Chinese character image recognition is a type of text recognition. The development of text image recognition has been quite rapid. From the 1950s onwards, European and American countries began to research western character recognition technology in order to facilitate the processing of large amounts of text material by computers. According to the data, the study of recognition of printed Chinese characters started in the 1960s. In 1996, Casey and Nagy used the template matching method to recognize 1000 printed Chinese characters . Since then, Chinese character recognition technology has developed considerably, and there have been a number of systems for the recognition of printed Chinese characters in single and multiple fonts. Most of these systems require the use of a large amount of specialized hardware and are extremely expensive, so they are not been widely used.
With the rapid development of computer technology, there are now a large number of studies on Chinese character image recognition technology and the performance of this technology also keeps improving.

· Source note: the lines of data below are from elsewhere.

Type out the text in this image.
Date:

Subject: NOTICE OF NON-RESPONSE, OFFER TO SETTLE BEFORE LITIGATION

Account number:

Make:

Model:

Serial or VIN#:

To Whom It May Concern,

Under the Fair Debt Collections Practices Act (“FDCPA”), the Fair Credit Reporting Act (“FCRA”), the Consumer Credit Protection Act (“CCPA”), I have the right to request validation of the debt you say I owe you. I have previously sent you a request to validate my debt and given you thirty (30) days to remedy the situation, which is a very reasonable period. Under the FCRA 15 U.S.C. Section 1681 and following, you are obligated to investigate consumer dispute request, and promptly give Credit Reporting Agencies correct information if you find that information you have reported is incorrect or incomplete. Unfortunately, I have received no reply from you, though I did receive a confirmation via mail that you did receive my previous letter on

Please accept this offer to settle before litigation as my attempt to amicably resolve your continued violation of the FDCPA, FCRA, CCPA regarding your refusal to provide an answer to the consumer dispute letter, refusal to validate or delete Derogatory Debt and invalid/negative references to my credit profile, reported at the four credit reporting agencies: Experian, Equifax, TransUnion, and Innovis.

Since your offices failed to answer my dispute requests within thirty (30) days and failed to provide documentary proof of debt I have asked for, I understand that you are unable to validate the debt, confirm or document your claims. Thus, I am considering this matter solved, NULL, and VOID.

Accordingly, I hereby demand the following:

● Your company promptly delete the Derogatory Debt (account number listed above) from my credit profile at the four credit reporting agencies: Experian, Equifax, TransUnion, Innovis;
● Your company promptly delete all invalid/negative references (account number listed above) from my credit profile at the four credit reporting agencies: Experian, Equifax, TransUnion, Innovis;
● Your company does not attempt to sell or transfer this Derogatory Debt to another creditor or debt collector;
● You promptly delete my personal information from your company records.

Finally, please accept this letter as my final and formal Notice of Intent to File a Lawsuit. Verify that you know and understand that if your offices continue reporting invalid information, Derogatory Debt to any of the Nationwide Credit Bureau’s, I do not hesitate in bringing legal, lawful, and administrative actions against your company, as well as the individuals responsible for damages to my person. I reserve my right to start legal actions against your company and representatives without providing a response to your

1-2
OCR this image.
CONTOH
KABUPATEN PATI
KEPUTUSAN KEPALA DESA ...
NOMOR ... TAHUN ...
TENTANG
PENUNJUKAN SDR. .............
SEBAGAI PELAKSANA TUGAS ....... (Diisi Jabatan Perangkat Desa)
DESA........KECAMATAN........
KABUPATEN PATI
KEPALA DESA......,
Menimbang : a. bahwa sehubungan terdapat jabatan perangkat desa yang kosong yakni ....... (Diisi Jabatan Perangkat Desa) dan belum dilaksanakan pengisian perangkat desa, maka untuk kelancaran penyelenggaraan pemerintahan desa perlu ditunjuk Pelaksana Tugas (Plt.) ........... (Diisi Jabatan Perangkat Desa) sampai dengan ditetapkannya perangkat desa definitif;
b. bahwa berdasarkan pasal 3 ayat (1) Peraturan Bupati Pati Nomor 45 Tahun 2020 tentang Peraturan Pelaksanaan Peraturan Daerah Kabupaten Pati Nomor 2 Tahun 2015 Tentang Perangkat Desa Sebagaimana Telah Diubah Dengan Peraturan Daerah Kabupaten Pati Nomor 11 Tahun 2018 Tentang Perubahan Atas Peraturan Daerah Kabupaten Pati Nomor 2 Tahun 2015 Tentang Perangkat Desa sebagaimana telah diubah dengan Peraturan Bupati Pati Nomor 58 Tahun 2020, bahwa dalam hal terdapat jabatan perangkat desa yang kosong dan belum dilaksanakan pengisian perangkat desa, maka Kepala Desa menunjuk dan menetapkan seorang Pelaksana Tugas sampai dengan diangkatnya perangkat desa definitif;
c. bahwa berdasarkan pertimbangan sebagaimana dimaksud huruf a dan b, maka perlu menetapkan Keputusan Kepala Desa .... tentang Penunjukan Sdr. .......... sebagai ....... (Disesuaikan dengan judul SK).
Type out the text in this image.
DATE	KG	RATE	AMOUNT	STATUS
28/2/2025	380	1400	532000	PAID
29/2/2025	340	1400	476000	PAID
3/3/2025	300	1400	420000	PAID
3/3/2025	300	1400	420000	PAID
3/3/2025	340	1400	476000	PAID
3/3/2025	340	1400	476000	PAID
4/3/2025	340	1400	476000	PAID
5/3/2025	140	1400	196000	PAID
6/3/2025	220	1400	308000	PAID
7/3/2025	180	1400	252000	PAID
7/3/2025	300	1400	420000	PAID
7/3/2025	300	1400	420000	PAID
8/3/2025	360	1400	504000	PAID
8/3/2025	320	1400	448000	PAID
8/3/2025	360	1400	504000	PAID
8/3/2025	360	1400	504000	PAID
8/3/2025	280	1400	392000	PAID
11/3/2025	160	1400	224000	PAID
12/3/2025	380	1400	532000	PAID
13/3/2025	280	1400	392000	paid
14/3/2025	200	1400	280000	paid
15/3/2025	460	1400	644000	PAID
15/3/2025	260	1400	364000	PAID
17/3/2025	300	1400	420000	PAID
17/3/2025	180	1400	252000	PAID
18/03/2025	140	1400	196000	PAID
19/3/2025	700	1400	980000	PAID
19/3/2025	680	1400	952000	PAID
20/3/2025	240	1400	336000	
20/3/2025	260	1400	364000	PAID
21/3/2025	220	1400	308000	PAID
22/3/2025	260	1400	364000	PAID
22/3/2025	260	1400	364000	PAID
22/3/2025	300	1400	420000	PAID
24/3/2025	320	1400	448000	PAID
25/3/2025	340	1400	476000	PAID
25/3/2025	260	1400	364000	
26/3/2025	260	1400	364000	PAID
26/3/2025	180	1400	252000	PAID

Zhong et al. adopted GoogLeNet and directional feature maps to benefit handwritten Chinese character recognition to achieve higher performance . Dong et al. used support vector machine to create an improved Chinese character recognition system, which performs well . Li et al. proposed weighted average pooling for reducing the parameters in fully connected layer without loss in accuracy, and the results suggested that the accuracy of Chinese character recognition is extremely high . Xiao et al. developed fast and compact convolutional neural networks for Chinese character recognition, which can greatly improve the speed of recognition . Yu et al. used linear combination of trigonometric functions to construct the discrete dynamic system, and the improved system can cope with the issue of system convergence of Chinese character image . Coates et al. applied unsupervised feature learning to conduct character recognition . Wang built an improved Chinese character recognition model based on hidden Markov model and scale invariant feature transform algorithm, and the simulation result suggested that this model is able to accurately identify rare Chinese character images with much higher recognition accuracy . In general, the recognition rate of printed Chinese characters has reached over 98%. However, the research of Chinese character image recognition systems for different writing styles and for different image quality of Chinese characters is still in the development stage. The research of Chinese character image recognition systems for different writing styles and different image qualities is still in the research and development stage, and there is still a lot of work to be done for the recognition of images of Chinese characters with different printing qualities. Therefore, there is still a lot of work to be done. This research focuses on applying stroke density feature extraction to enable the recognition of images of Chinese characters. Then conflict processing mechanism is used to solve the problem of Chinese character conflict in the process of Chinese character image recognition. After that, this study adopts learning mechanism in order to extract Chinese character features and inputs multimedia information.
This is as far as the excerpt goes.